If Orlando does not know what it wants to be, it knows at least how it wants to behave: cheerfully, at all cost. Boosterism is almost a civic duty, with a Disneyesque tinge. The city's pitch for a National League baseball team included a promise to build not just a concrete mega-ballpark but an old-time, intimate "field." Orlando hopes to embrace mass transit, but an old- fashioned trolley line is getting priority over a modern elevated rail system. Orlando basketball games are not games but "theatrical productions," in the words of Magic manager Pat Williams. He spent more than a year searching for the fabric and color of the team's uniform. "Disney sets the tone for everything in Orlando," he says.

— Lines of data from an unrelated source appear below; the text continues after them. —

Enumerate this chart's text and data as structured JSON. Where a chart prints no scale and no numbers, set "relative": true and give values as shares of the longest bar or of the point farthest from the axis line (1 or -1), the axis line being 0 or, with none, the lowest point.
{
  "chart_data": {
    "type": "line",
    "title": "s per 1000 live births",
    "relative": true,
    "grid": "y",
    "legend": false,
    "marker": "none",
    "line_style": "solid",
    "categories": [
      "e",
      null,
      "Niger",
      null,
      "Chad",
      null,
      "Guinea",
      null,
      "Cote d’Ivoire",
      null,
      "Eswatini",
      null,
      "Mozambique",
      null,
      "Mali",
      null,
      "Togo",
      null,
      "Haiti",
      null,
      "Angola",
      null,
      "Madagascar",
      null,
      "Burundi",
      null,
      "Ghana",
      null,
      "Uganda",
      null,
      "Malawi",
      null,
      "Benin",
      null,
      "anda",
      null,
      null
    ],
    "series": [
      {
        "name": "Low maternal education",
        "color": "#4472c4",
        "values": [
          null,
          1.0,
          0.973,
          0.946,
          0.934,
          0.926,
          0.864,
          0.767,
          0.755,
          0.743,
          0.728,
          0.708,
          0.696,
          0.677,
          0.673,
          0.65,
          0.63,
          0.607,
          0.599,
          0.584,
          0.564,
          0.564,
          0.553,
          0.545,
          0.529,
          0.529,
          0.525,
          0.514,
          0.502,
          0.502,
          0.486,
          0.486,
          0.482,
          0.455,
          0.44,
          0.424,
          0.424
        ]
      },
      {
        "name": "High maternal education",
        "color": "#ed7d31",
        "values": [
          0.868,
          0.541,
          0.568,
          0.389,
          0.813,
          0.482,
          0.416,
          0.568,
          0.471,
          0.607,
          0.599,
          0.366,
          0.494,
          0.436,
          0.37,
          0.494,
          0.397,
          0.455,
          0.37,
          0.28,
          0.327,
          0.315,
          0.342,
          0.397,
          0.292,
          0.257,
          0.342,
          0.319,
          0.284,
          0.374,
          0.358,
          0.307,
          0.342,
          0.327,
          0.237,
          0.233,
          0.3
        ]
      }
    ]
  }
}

Before Disney World, Orlando's attractions were the Tupperware Museum and Gatorland, where visitors could watch alligators lunging for chicken carcasses. Gatorland is still there, but now there are Sea World and Reptile World, Wet 'n Wild and the Mystery Fun House, Xanadu and Cypress Gardens. In Orlando, restaurants, hotels, shops and golf courses all want to be theme parks, or at least themes. A store selling Christmas trinkets is called Christmas World. There are Bargain World, Flea World, Bedroom Land and Waterbedroom Land. At the Medieval Times restaurant, patrons can eat roas meat with their hands and watch knights in armor joust on horseback. At the Arabian Nights, sheiks steal gossamer-clad princesses during dinner shows. Orange County's most famous golf course, the Grand Cypress resort, has reconstructed the layout of the hallowed Old Course at St. Andrews in Scotland. The Florida Peabody Hotel copies a ritual of the original Peabody in Memphis: every day at the appointed hour, mallard ducks waddle off the elevator to wade in the lobby's marble fountain.

Orlando's residential subdivisions have the same dreamed-in feel: strung along narrow county roads, many are pastel agglomerations of arbitrary architecture, all behind secure walls. "When you drive around Orlando," says John Rothchild, author of Up for Grabs, a cultural anthropology of Florida, "it's not clear where Disney World begins and ends."